"Should patients be told when the diagnosis is cancer?"

That question was asked 33 years ago by a small-town doctor in the Journal of the Indiana Medical Association. The doctor, a family practitioner named Otis R. Bowen, is now the nation's top health official, the president's appointee late last year as secretary of health and human services.

The question posed in 1953 by young Doc Bowen of Bremen, Ind., is still being asked.

It is being asked far less frequently, however. In the 1950s and '60s, doctors either didn't tell patients "it's cancer" or painted a deceptively rosy picture between 70 and 90 percent of the time, according to the Journal of Medical Ethics. In the '50s, a diagnosis of cancer was, rightly or wrongly, regarded by patients as a death sentence. The very word "cancer" aroused both fear and, strangely, shame.

Families supplying obituary notices to newspapers would commonly beg, "Don't say it was cancer," and friends, speaking of a person who was ill, would furtively whisper, "It's cancer."

Today cancer is greeted no more cheerfully than it was in the 1950s. But it is usually met openly, and it is met in the knowledge that there are aggressive treatments that often work, or at least provide some "good years."

By the late 1970s and since, according to surveys, more than 90 percent of physicians -- a 1979 survey indicated 98 percent -- "always" or "usually" make full disclosure, though many say they make it only to patients who want it.

Most patients today do. Not all. And families often intervene.

In the current edition of the journal Ca, an American Cancer Society publication ("Ca" is the medical abbreviation for cancer), Drs. Bettina Schoene-Seifert and James Childress tell of "Mr. X, 54."

Mr. X had a mass on his thyroid gland, and obvious hoarseness. Surgery revealed a cancer that could be only partly removed. The doctors also suspected that the cancer had spread to his lungs. Three weeks later, tests indeed showed spread to lungs and bones.

Told before surgery there was "a probability of malignant cell transformation," he was told afterward that "the tumor had been successfully removed. The possibility of spread was not mentioned."

His doctor did tell his wife, son and daughter-in-law the "extremely bleak diagnosis" and prospects. "The family decided to conceal the facts , and the treating physician accepted their decision. Mr. X was told only that he needed 'preventive' treatment. He consented to chemotherapy and radiation.

"When he later developed dyspnea difficult breathing , it was explained as 'post-operative swelling' . . . The true nature of his subsequent back pain caused by the cancer in his bones was never discussed with him, and he never expressed any concern . . ."

He complained that his recovery was too slow, however. During periodic discharges from the hospital, he kept working -- against medical advice -- "until he exhausted himself."

"In the hospital, his complaints and harsh criticism of the nurses generated hostility, causing them to avoid him whenever possible.
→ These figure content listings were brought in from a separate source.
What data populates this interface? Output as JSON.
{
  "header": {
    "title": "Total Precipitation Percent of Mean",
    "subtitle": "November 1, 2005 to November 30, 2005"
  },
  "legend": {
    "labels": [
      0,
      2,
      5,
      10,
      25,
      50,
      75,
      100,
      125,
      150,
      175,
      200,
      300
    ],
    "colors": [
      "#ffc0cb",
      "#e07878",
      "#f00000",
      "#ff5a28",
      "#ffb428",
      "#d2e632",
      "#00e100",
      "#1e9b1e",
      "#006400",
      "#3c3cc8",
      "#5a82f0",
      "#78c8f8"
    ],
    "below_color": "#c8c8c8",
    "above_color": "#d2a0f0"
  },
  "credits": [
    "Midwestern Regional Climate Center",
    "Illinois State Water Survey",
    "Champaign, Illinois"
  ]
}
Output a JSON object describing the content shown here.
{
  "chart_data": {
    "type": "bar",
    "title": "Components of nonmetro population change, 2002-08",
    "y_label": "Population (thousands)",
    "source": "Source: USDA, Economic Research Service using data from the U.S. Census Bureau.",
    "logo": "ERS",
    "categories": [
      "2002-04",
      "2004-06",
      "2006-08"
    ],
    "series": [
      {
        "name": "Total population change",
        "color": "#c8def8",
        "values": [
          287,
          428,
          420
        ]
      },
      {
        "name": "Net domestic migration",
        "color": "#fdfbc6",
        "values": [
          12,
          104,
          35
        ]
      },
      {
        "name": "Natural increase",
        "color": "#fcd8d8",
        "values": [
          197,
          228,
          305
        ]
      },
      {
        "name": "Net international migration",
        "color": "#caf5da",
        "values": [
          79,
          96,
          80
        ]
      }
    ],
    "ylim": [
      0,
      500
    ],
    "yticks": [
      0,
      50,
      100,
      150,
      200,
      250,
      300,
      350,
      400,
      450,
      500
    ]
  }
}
Mr. X was never offered a chance to talk about his impending death, since, until the very end, everyone pretended that he would recover."

Perhaps Mr. X wanted it this way. We don't know. But he and his family -- and his care-givers, too -- were denied a chance to share his last days in some sort of open and perhaps emotionally more healing way.

Authors Schone-Seifert (until recently at Georgetown University's Center for Bioethics) and Childress (a PhD professor of religious studies and medical education at the University of Virginia) conclude that today:

"Respect for persons . . . means competent patients have the right to know and decide" what they should be told.

Mr. X's consent to chemotherapy and radiation was invalid "because he was misinformed about the diagnosis and prognosis and thus about the limited benefits he could actually expect."

"The family's consent was not sufficient; indeed, the family had no right to make the decision for Mr. X, since he was competent to exercise his own rights to know and had not delegated the rights to anyone else."

At the same time, the authors add, "we do not deny the patient's right to decline to know or to decide."

The situation is not always clear-cut. We may cut off a doctor by gesture or attitude rather than words. We may not be emotionally ready to hear all the facts in one swoop. Doctors still must use judgment.

Bowen's "personal opinion" back in 1953? "The patient should be told honestly but cautiously all that the physician has discovered." "Perhaps," he added, exceptions should be made for those either mentally unfit, too young to understand or on record as never wanting to be told they had cancer -- and some very old persons with slow-growing tumors that would not kill them before some other ailment.

The family, he decided after conducting his own survey, "should first be consulted about the patient and who should tell the patient," and "plenty of time should be taken to explain to the family why the patient should be informed."

"If the cancer is incurable but can be improved," he wrote, "then the patient should understand" the reason for treatment and why any relief may be temporary. "Then as the patient continues to get worse, he will understand why . . . and not bear hard feelings toward the doctor, the family or friends who would ordinarily keep telling him that he is doing fine . . .

"The patient will get less depressed, will not lose confidence in those whom he has always trusted, and will not flit from doctor to doctor and hospital to hospital and very often from 'quack to quack,' spending more and more money for less and less and gathering more ill will along the way."